I had anticipated the maximum delay at Farakka. But this time, mercifully, that was not an issue. However, the trouble started immediately after Farakka. The notorious Kaliachak and Malda Town detained me quite a bit. It was all the more frustrating because the roads had been widened and bituminized. However, a feature of this region is the encroachment of public roads by taxi operators and private bus operators, besides vendors and animals. The filth is to be seen to be believed. At times, I wondered when India will ever become ‘Swatch’, if ever at all, because people seem to be completely unaffected by the mess and garbage. Further delay happened because of a truck and local bus brushed against each other in Malda Town and interlocutors were drafted in to sort out the dispute as to who would pay how much!
The most notorious stretch in the entire drive is Dalkhola. This junction is a nightmare, when you have to go from south to east and vice versa. The harvesting season compounds the matter; tractors have the right of way and traffic is held up for hours. The other detention point is short of the Dalkhola railway level crossing. Why on earth an overbridge has not been built in all these years is a matter of grave concern. Not a single policeman or traffic warden is seen at any of these places local people, out of their own will, try to reduce tensions. But these points are insufferable. Deep Banerjee had explained in great detail how to avoid the sure to arise crisis if one passes through Dalkhola. He had made me revise a bypass route via Raiganj that would get to Dantola, near Islampur, thereby avoiding Dalkhola and Kishenganj. However, when I reached the turn off to the bypass the road was blocked by ‘civil volunteers’ who said that traffic would not be permitted on that road and that I would have to take the route to Islampur via Dalkhola. I pleaded with the volunteers, but to no avail. I was forced to take the dreaded Dalkhola route and what happened over the next four hours was sheer murder; I did just 80 km. Between 2.30 and 4.30 pm I covered a princely 2 km! One has to maintain a cool that tests the reservoirs of patience and equanimity. Trucks were lined up for kilometers; I followed some adventurous passenger cars to do better than the trucks. Accidents and breakdowns further exacerbated the condition. But, such manmade disasters that are unchanging day after day, all through the year, do not seem to have caught the attention of the state administration. Neither is there any effort to regulate traffic nor is there any indication of action being taken to ease the congestion, by way of augmenting infrastructure. I made use of the idle time to observe behaviours and admire the countryside. Despite the impossible traffic jams and energy sapping weather I did not see a single incident of frayed temper. The ordinary Bengali, I presume, takes everything in his/her stride. The countryside is so beautiful, perhaps because 'development' has yet not spoilt the land.

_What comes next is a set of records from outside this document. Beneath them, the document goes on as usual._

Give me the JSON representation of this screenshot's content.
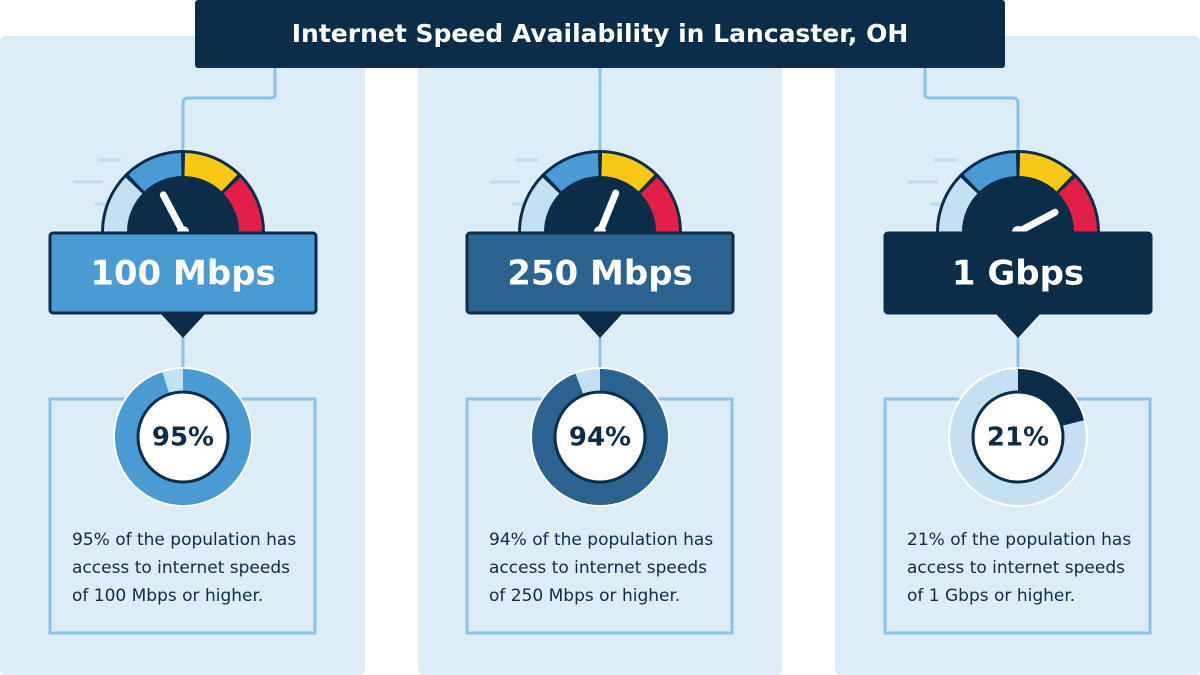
{
  "title": "Internet Speed Availability in Lancaster, OH",
  "chart_data": [
    {
      "type": "donut",
      "title": "100 Mbps",
      "values": [
        95
      ],
      "value_labels": [
        "95%"
      ],
      "color": "#4a9ad4",
      "description": [
        "95% of the population has",
        "access to internet speeds",
        "of 100 Mbps or higher."
      ]
    },
    {
      "type": "donut",
      "title": "250 Mbps",
      "values": [
        94
      ],
      "value_labels": [
        "94%"
      ],
      "color": "#2a6390",
      "description": [
        "94% of the population has",
        "access to internet speeds",
        "of 250 Mbps or higher."
      ]
    },
    {
      "type": "donut",
      "title": "1 Gbps",
      "values": [
        21
      ],
      "value_labels": [
        "21%"
      ],
      "color": "#0b2d4a",
      "description": [
        "21% of the population has",
        "access to internet speeds",
        "of 1 Gbps or higher."
      ]
    }
  ]
}
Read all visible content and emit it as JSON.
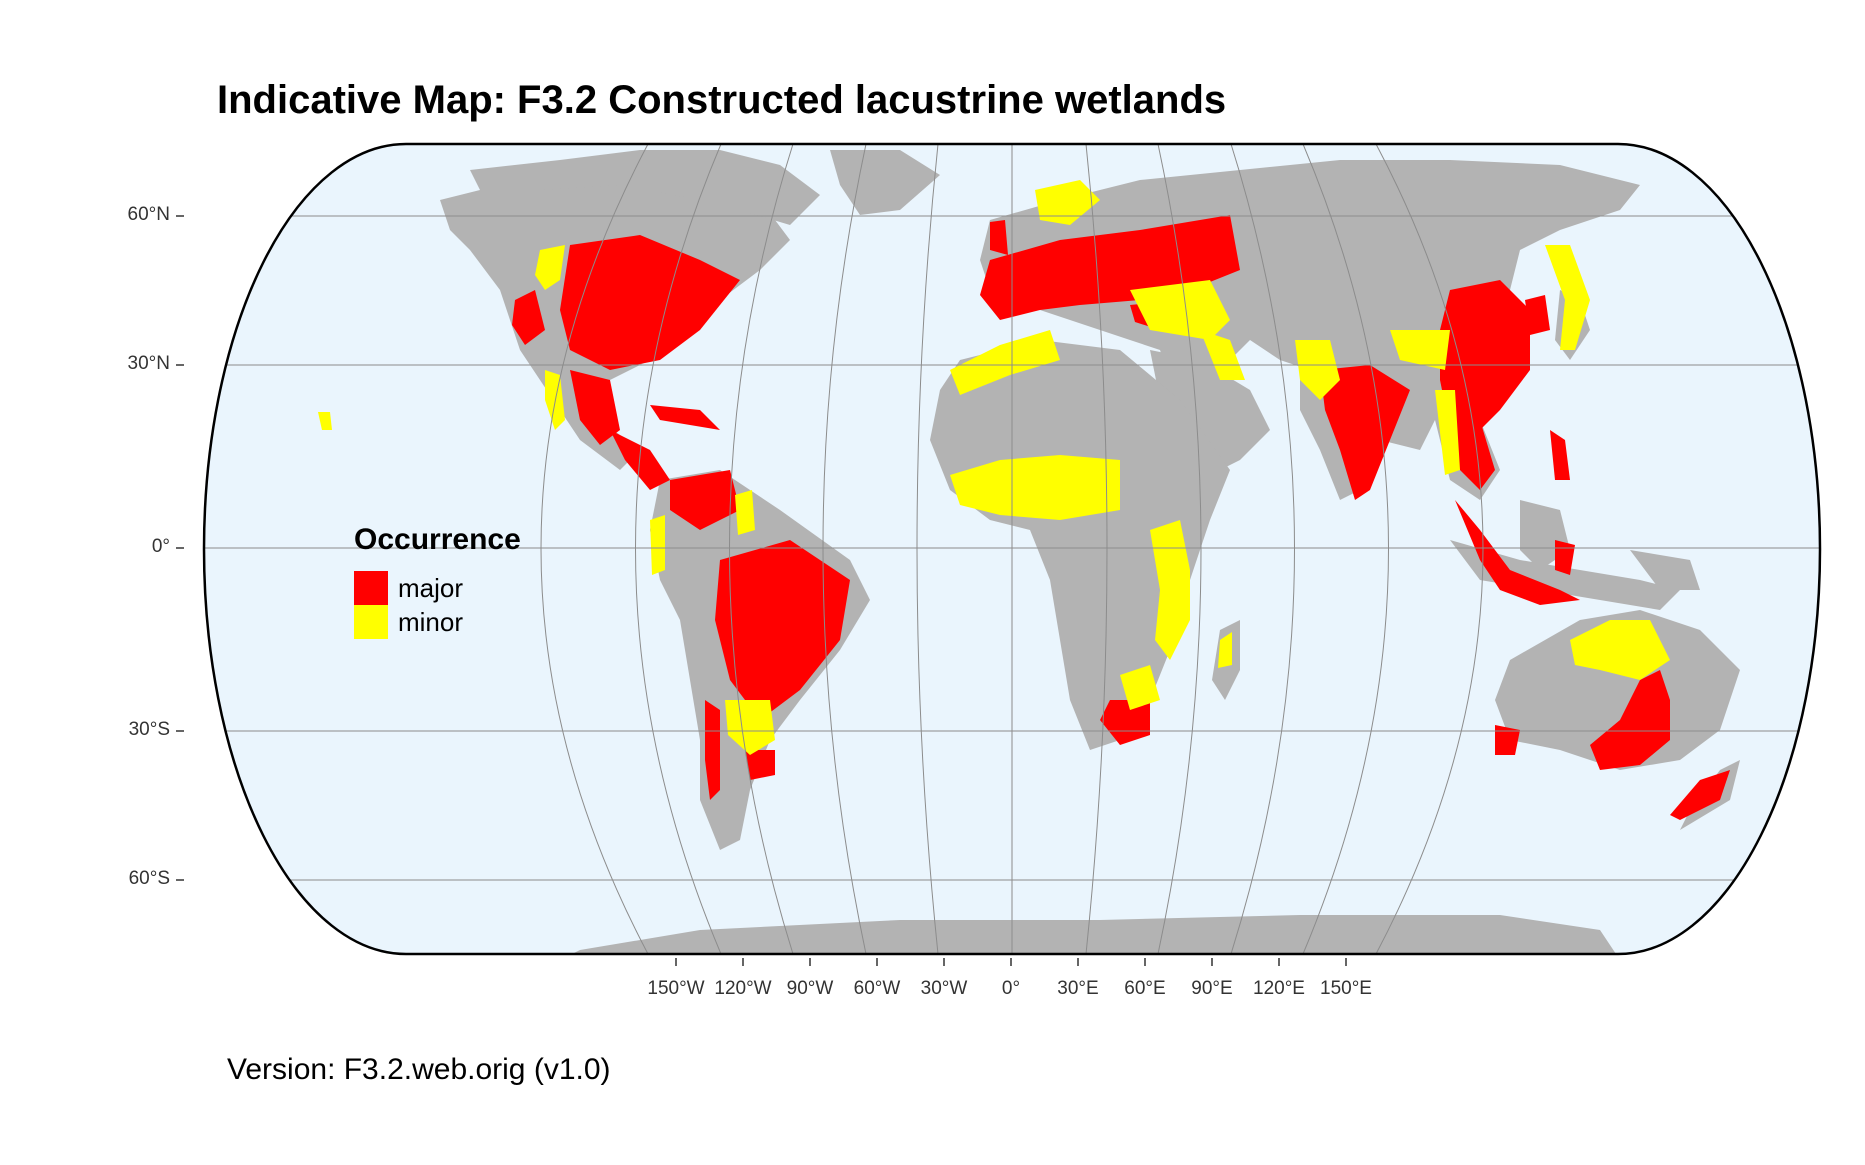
{
  "title": "Indicative Map: F3.2 Constructed lacustrine wetlands",
  "axes": {
    "lat_labels": [
      "60°N",
      "30°N",
      "0°",
      "30°S",
      "60°S"
    ],
    "lon_labels": [
      "150°W",
      "120°W",
      "90°W",
      "60°W",
      "30°W",
      "0°",
      "30°E",
      "60°E",
      "90°E",
      "120°E",
      "150°E"
    ]
  },
  "legend": {
    "title": "Occurrence",
    "items": [
      {
        "label": "major",
        "color": "#ff0000"
      },
      {
        "label": "minor",
        "color": "#ffff00"
      }
    ]
  },
  "caption": "Version: F3.2.web.orig (v1.0)",
  "colors": {
    "ocean": "#eaf5fd",
    "land": "#b3b3b3",
    "graticule": "#8c8c8c",
    "major": "#ff0000",
    "minor": "#ffff00"
  },
  "map": {
    "projection": "Robinson-like",
    "graticule": true
  }
}
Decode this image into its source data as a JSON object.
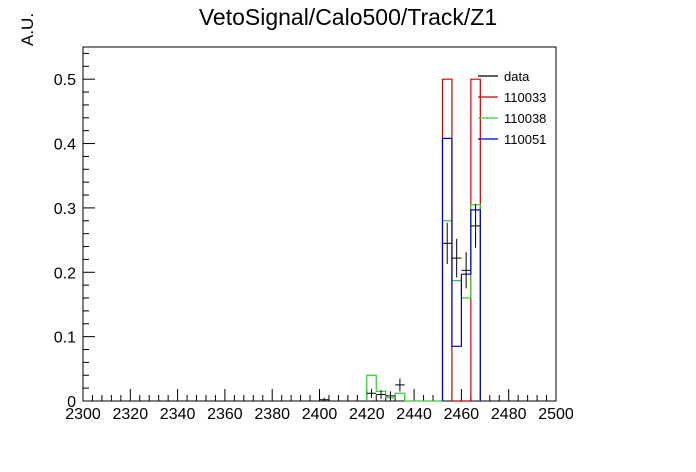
{
  "chart_data": {
    "type": "bar",
    "title": "VetoSignal/Calo500/Track/Z1",
    "xlabel": "",
    "ylabel": "A.U.",
    "xlim": [
      2300,
      2500
    ],
    "ylim": [
      0,
      0.55
    ],
    "x_ticks": [
      "2300",
      "2320",
      "2340",
      "2360",
      "2380",
      "2400",
      "2420",
      "2440",
      "2460",
      "2480",
      "2500"
    ],
    "y_ticks": [
      "0",
      "0.1",
      "0.2",
      "0.3",
      "0.4",
      "0.5"
    ],
    "bin_width": 4,
    "legend_position": "top-right",
    "series": [
      {
        "name": "data",
        "kind": "points",
        "color": "#000000",
        "x": [
          2402,
          2422,
          2426,
          2430,
          2434,
          2454,
          2458,
          2462,
          2466
        ],
        "y": [
          0.002,
          0.012,
          0.01,
          0.008,
          0.025,
          0.245,
          0.222,
          0.203,
          0.272
        ],
        "yerr": [
          0.003,
          0.007,
          0.007,
          0.007,
          0.01,
          0.032,
          0.03,
          0.028,
          0.034
        ]
      },
      {
        "name": "110033",
        "kind": "hist",
        "color": "#cc0000",
        "bins": [
          2452,
          2456,
          2460,
          2464,
          2468
        ],
        "values": [
          0.5,
          0,
          0,
          0.5
        ]
      },
      {
        "name": "110038",
        "kind": "hist",
        "color": "#33cc33",
        "bins": [
          2420,
          2424,
          2428,
          2432,
          2436,
          2440,
          2444,
          2448,
          2452,
          2456,
          2460,
          2464,
          2468
        ],
        "values": [
          0.04,
          0.015,
          0.005,
          0.012,
          0,
          0,
          0,
          0,
          0.28,
          0.187,
          0.16,
          0.305
        ]
      },
      {
        "name": "110051",
        "kind": "hist",
        "color": "#0000cc",
        "bins": [
          2452,
          2456,
          2460,
          2464,
          2468
        ],
        "values": [
          0.408,
          0.085,
          0.197,
          0.297
        ]
      }
    ]
  }
}
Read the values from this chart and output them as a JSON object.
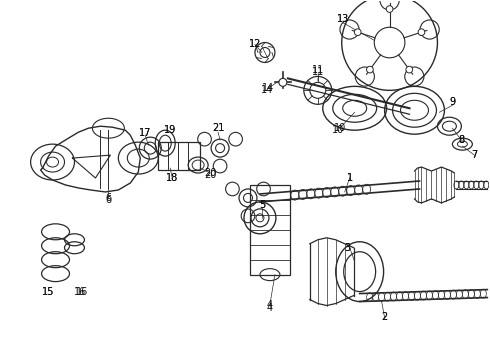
{
  "bg_color": "#ffffff",
  "line_color": "#2a2a2a",
  "label_color": "#111111",
  "fig_width": 4.9,
  "fig_height": 3.6,
  "dpi": 100
}
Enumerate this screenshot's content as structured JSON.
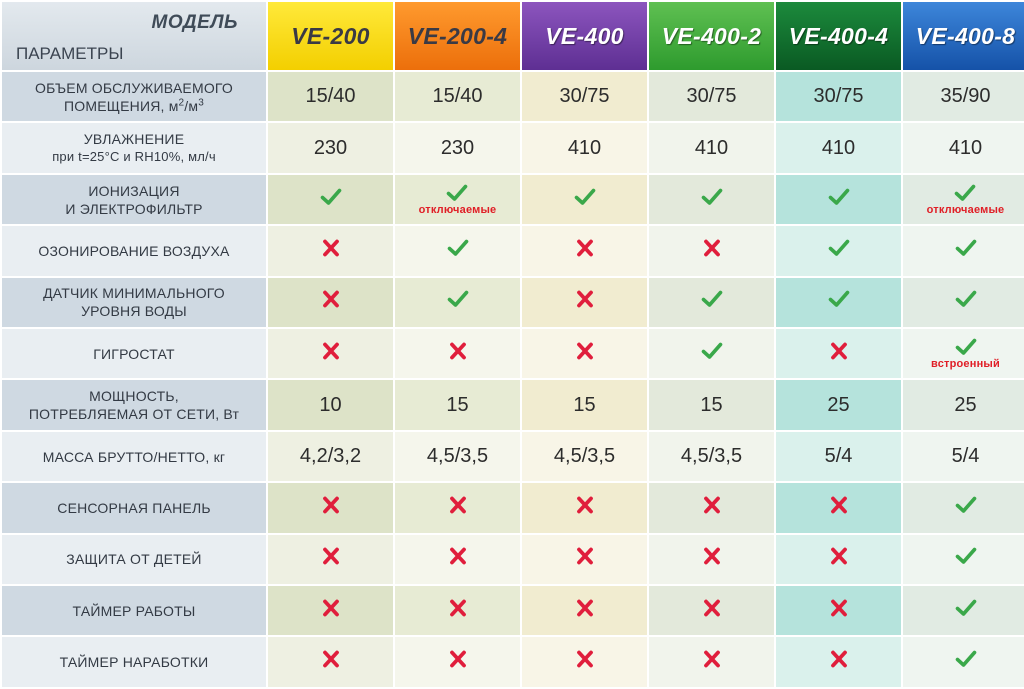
{
  "header": {
    "model_label": "МОДЕЛЬ",
    "params_label": "ПАРАМЕТРЫ",
    "models": [
      "VE-200",
      "VE-200-4",
      "VE-400",
      "VE-400-2",
      "VE-400-4",
      "VE-400-8"
    ]
  },
  "colors": {
    "check": "#3aa84a",
    "cross": "#e01e3c",
    "note": "#e01e26"
  },
  "rows": [
    {
      "param": "ОБЪЕМ ОБСЛУЖИВАЕМОГО",
      "param_line2_pre": "ПОМЕЩЕНИЯ, м",
      "param_sup1": "2",
      "param_mid": "/м",
      "param_sup2": "3",
      "cells": [
        {
          "value": "15/40"
        },
        {
          "value": "15/40"
        },
        {
          "value": "30/75"
        },
        {
          "value": "30/75"
        },
        {
          "value": "30/75"
        },
        {
          "value": "35/90"
        }
      ]
    },
    {
      "param": "УВЛАЖНЕНИЕ",
      "param_line2": "при t=25°C и RH10%, мл/ч",
      "small_second": true,
      "cells": [
        {
          "value": "230"
        },
        {
          "value": "230"
        },
        {
          "value": "410"
        },
        {
          "value": "410"
        },
        {
          "value": "410"
        },
        {
          "value": "410"
        }
      ]
    },
    {
      "param": "ИОНИЗАЦИЯ",
      "param_line2": "И ЭЛЕКТРОФИЛЬТР",
      "cells": [
        {
          "icon": "check-icon"
        },
        {
          "icon": "check-icon",
          "note": "отключаемые"
        },
        {
          "icon": "check-icon"
        },
        {
          "icon": "check-icon"
        },
        {
          "icon": "check-icon"
        },
        {
          "icon": "check-icon",
          "note": "отключаемые"
        }
      ]
    },
    {
      "param": "ОЗОНИРОВАНИЕ ВОЗДУХА",
      "cells": [
        {
          "icon": "cross-icon"
        },
        {
          "icon": "check-icon"
        },
        {
          "icon": "cross-icon"
        },
        {
          "icon": "cross-icon"
        },
        {
          "icon": "check-icon"
        },
        {
          "icon": "check-icon"
        }
      ]
    },
    {
      "param": "ДАТЧИК МИНИМАЛЬНОГО",
      "param_line2": "УРОВНЯ ВОДЫ",
      "cells": [
        {
          "icon": "cross-icon"
        },
        {
          "icon": "check-icon"
        },
        {
          "icon": "cross-icon"
        },
        {
          "icon": "check-icon"
        },
        {
          "icon": "check-icon"
        },
        {
          "icon": "check-icon"
        }
      ]
    },
    {
      "param": "ГИГРОСТАТ",
      "cells": [
        {
          "icon": "cross-icon"
        },
        {
          "icon": "cross-icon"
        },
        {
          "icon": "cross-icon"
        },
        {
          "icon": "check-icon"
        },
        {
          "icon": "cross-icon"
        },
        {
          "icon": "check-icon",
          "note": "встроенный"
        }
      ]
    },
    {
      "param": "МОЩНОСТЬ,",
      "param_line2": "ПОТРЕБЛЯЕМАЯ ОТ СЕТИ, Вт",
      "cells": [
        {
          "value": "10"
        },
        {
          "value": "15"
        },
        {
          "value": "15"
        },
        {
          "value": "15"
        },
        {
          "value": "25"
        },
        {
          "value": "25"
        }
      ]
    },
    {
      "param": "МАССА БРУТТО/НЕТТО, кг",
      "cells": [
        {
          "value": "4,2/3,2"
        },
        {
          "value": "4,5/3,5"
        },
        {
          "value": "4,5/3,5"
        },
        {
          "value": "4,5/3,5"
        },
        {
          "value": "5/4"
        },
        {
          "value": "5/4"
        }
      ]
    },
    {
      "param": "СЕНСОРНАЯ ПАНЕЛЬ",
      "cells": [
        {
          "icon": "cross-icon"
        },
        {
          "icon": "cross-icon"
        },
        {
          "icon": "cross-icon"
        },
        {
          "icon": "cross-icon"
        },
        {
          "icon": "cross-icon"
        },
        {
          "icon": "check-icon"
        }
      ]
    },
    {
      "param": "ЗАЩИТА ОТ ДЕТЕЙ",
      "cells": [
        {
          "icon": "cross-icon"
        },
        {
          "icon": "cross-icon"
        },
        {
          "icon": "cross-icon"
        },
        {
          "icon": "cross-icon"
        },
        {
          "icon": "cross-icon"
        },
        {
          "icon": "check-icon"
        }
      ]
    },
    {
      "param": "ТАЙМЕР РАБОТЫ",
      "cells": [
        {
          "icon": "cross-icon"
        },
        {
          "icon": "cross-icon"
        },
        {
          "icon": "cross-icon"
        },
        {
          "icon": "cross-icon"
        },
        {
          "icon": "cross-icon"
        },
        {
          "icon": "check-icon"
        }
      ]
    },
    {
      "param": "ТАЙМЕР НАРАБОТКИ",
      "cells": [
        {
          "icon": "cross-icon"
        },
        {
          "icon": "cross-icon"
        },
        {
          "icon": "cross-icon"
        },
        {
          "icon": "cross-icon"
        },
        {
          "icon": "cross-icon"
        },
        {
          "icon": "check-icon"
        }
      ]
    }
  ]
}
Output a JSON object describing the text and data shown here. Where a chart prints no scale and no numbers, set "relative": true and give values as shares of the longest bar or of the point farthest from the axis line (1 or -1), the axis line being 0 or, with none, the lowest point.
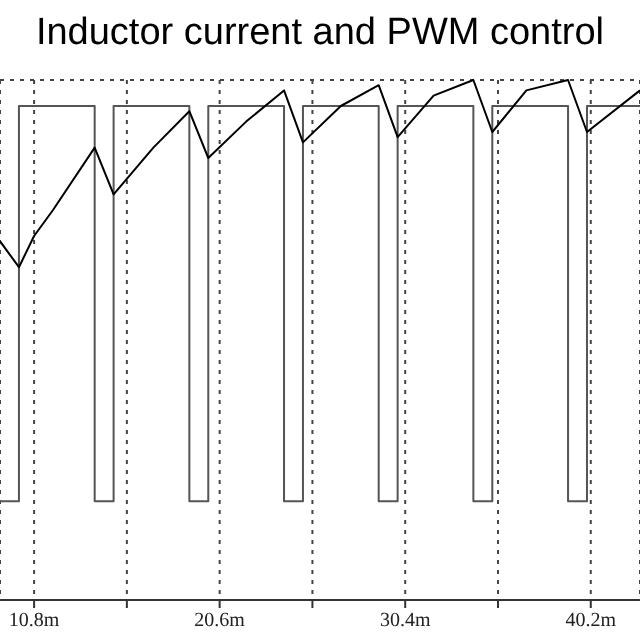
{
  "chart_data": {
    "type": "line",
    "title": "Inductor current and PWM control",
    "relative": true,
    "marker": "none",
    "grid": true,
    "xlim": [
      9,
      42.8
    ],
    "xticks": [
      {
        "value": 10.8,
        "label": "10.8m"
      },
      {
        "value": 15.7,
        "label": null
      },
      {
        "value": 20.6,
        "label": "20.6m"
      },
      {
        "value": 25.5,
        "label": null
      },
      {
        "value": 30.4,
        "label": "30.4m"
      },
      {
        "value": 35.3,
        "label": null
      },
      {
        "value": 40.2,
        "label": "40.2m"
      }
    ],
    "series": [
      {
        "type": "step",
        "color": "#555555",
        "x": [
          9,
          10,
          14,
          15,
          19,
          20,
          24,
          25,
          29,
          30,
          34,
          35,
          39,
          40,
          42.8
        ],
        "values": [
          0.19,
          0.95,
          0.19,
          0.95,
          0.19,
          0.95,
          0.19,
          0.95,
          0.19,
          0.95,
          0.19,
          0.95,
          0.19,
          0.95,
          0.95
        ]
      },
      {
        "type": "line",
        "color": "#000000",
        "x": [
          9,
          10,
          10.8,
          11.8,
          14,
          15,
          17.1,
          19,
          20,
          22,
          24,
          25,
          27,
          29,
          30,
          31.9,
          34,
          35,
          36.8,
          39,
          40,
          42.8
        ],
        "values": [
          0.69,
          0.64,
          0.7,
          0.75,
          0.87,
          0.78,
          0.87,
          0.94,
          0.85,
          0.92,
          0.98,
          0.88,
          0.95,
          0.99,
          0.89,
          0.97,
          1,
          0.9,
          0.98,
          1,
          0.9,
          0.98
        ]
      }
    ]
  }
}
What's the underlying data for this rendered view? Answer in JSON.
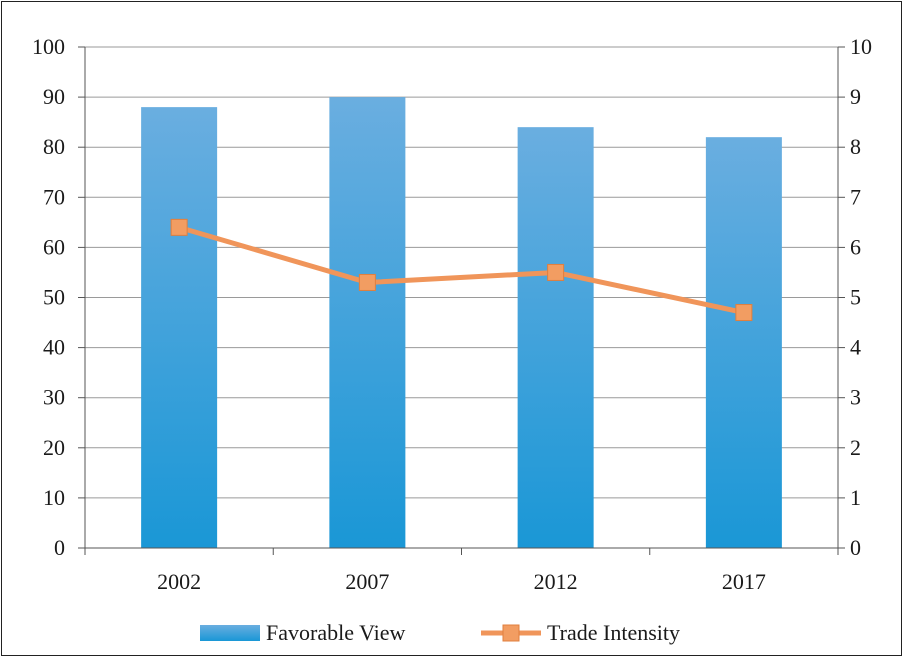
{
  "chart_data": {
    "type": "bar",
    "categories": [
      "2002",
      "2007",
      "2012",
      "2017"
    ],
    "series": [
      {
        "name": "Favorable View",
        "type": "bar",
        "axis": "left",
        "values": [
          88,
          90,
          84,
          82
        ]
      },
      {
        "name": "Trade Intensity",
        "type": "line",
        "axis": "right",
        "values": [
          6.4,
          5.3,
          5.5,
          4.7
        ]
      }
    ],
    "y_left": {
      "min": 0,
      "max": 100,
      "step": 10
    },
    "y_right": {
      "min": 0,
      "max": 10,
      "step": 1
    },
    "grid": true,
    "legend_position": "bottom",
    "colors": {
      "bar_top": "#6aaee0",
      "bar_bottom": "#1a97d6",
      "line": "#f0955a",
      "marker": "#f29d62",
      "grid": "#9a9a9a"
    }
  }
}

Anticipating the holdups en route that could throw a spanner into my schedule for the day I had arranged for Railway Officers’ Rest House (ORH) accommodation in New Jalpaiguri. It was 5 pm by the time I got out of the Dalkhola rut. I was in two minds as to the destination for the night – New Jalpaiguri or Alipurduar; it was 130 km to the former and double the distance to the latter. Somewhere close to Siliguri I decided to take the bypass and set course for Alipurduar. In hindsight that turned out to be the right decision; even though it meant driving late into the night, which I normally avoid. I escaped a few deep excavations on the left side of the road, caused by ongoing road widening works. NHAI must take better care in ensuring safety at the work spot.
I finally reached the Alipurduar ORH well past 10 pm and was shown into a comfortable room. Since it was late the cook had already left for the night and I could not have a hot meal. Over completing the documentation for the day I had a cup of coffee before crashing on the comfortable bed. 717 kms had been done in nearly 18 hours from Kolkata to Alipurduar.